What is the role of Kupffer cells?

A

Ito or Hepatic stellate cells store vitamin A, remodel ECM, produce growth factors and cytokines, regulate sinusoidal lumen size in response to prostaglandins and thromboxanes. In liver disease these cells become more fibroblast like in character and secrete collagen and contribute to liver fibrosis.

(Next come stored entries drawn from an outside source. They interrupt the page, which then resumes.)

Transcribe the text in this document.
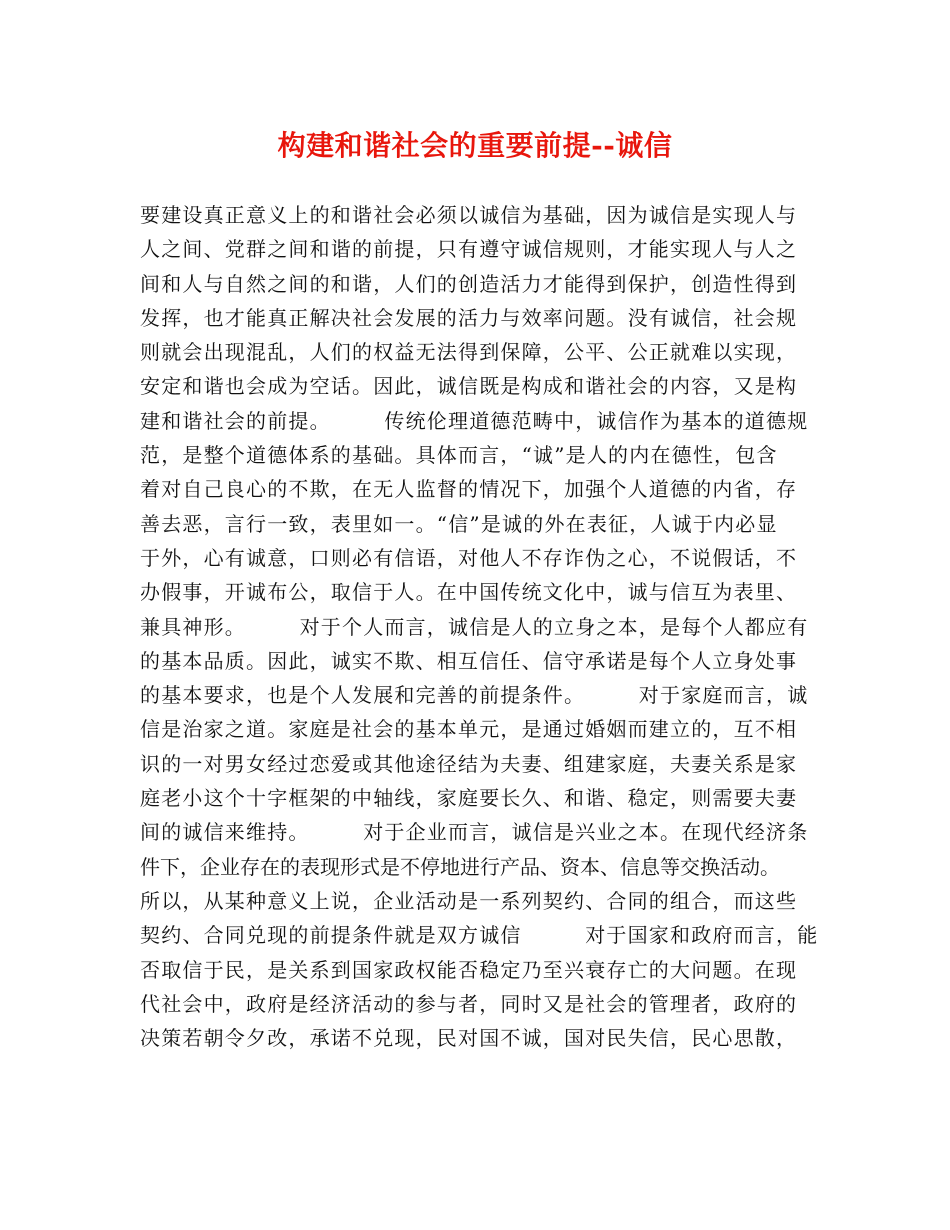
构建和谐社会的重要前提--诚信
要建设真正意义上的和谐社会必须以诚信为基础，因为诚信是实现人与
人之间、党群之间和谐的前提，只有遵守诚信规则，才能实现人与人之
间和人与自然之间的和谐，人们的创造活力才能得到保护，创造性得到
发挥，也才能真正解决社会发展的活力与效率问题。没有诚信，社会规
则就会出现混乱，人们的权益无法得到保障，公平、公正就难以实现，
安定和谐也会成为空话。因此，诚信既是构成和谐社会的内容，又是构
建和谐社会的前提。　　　传统伦理道德范畴中，诚信作为基本的道德规
范，是整个道德体系的基础。具体而言，“诚”是人的内在德性，包含
着对自己良心的不欺，在无人监督的情况下，加强个人道德的内省，存
善去恶，言行一致，表里如一。“信”是诚的外在表征，人诚于内必显
于外，心有诚意，口则必有信语，对他人不存诈伪之心，不说假话，不
办假事，开诚布公，取信于人。在中国传统文化中，诚与信互为表里、
兼具神形。　　　对于个人而言，诚信是人的立身之本，是每个人都应有
的基本品质。因此，诚实不欺、相互信任、信守承诺是每个人立身处事
的基本要求，也是个人发展和完善的前提条件。　　　对于家庭而言，诚
信是治家之道。家庭是社会的基本单元，是通过婚姻而建立的，互不相
识的一对男女经过恋爱或其他途径结为夫妻、组建家庭，夫妻关系是家
庭老小这个十字框架的中轴线，家庭要长久、和谐、稳定，则需要夫妻
间的诚信来维持。　　　对于企业而言，诚信是兴业之本。在现代经济条
件下，企业存在的表现形式是不停地进行产品、资本、信息等交换活动。
所以，从某种意义上说，企业活动是一系列契约、合同的组合，而这些
契约、合同兑现的前提条件就是双方诚信　　　对于国家和政府而言，能
否取信于民，是关系到国家政权能否稳定乃至兴衰存亡的大问题。在现
代社会中，政府是经济活动的参与者，同时又是社会的管理者，政府的
决策若朝令夕改，承诺不兑现，民对国不诚，国对民失信，民心思散，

Kupffer Cells – are monocytes derived cells that contribute to the sinusoid wall. Are phagocytic cells that can take up and dispose of senescent red cells and compensate if this function in lost in the spleen.

25
Q

What is the enterohepatic pathway?

What 2 (important) things circulate in this pathway? What part of the intestines is an imporant site of reabsorption in this pathway?

A

The liver is the centerpiece of an enterohepatic pathway, particularly for bile salts and IgA immunoglobulins. These are secreted through the biliary system to the duodenum. These, and other substances, are then recovered from the gut for recycling. They enter the circulation and are returned to the liver for processing via the portal circulation. The ileum is a particular important site of reabsorption in this enterohepatic pathway.

26
Q

Explain the histological features of the layers of the gallbladder. (epithelium, lamina propria, etc.)

How is bile concentrated?

A

The gall bladder is a thin-walled structure with a characteristic highly-infolded mucosa and simple columnar epithelium. The mucosa has many branched infoldings that permit distention of the organ that give the appearance of cystoid spaces in cross sections. The lamina propria is situated on a thin layer of smooth muscle without any conspicuous submucosa. Externally, the gall bladder either has adventitial or serosal surfaces depending on the location. Note that the layers of the muscularis externa are in a random orientation-gallbladder has to wholly contract.

The gall bladder concentrates (as much as 10 fold) and stores bile secreted by the liver upon hormonal stimulation from small intestinal enteroendocrine cells. This is accomplished by active pumping of ions and water across the epithelial cell layer with absorption of fluid by lymphatic vessels and capillaries in the lamina propria.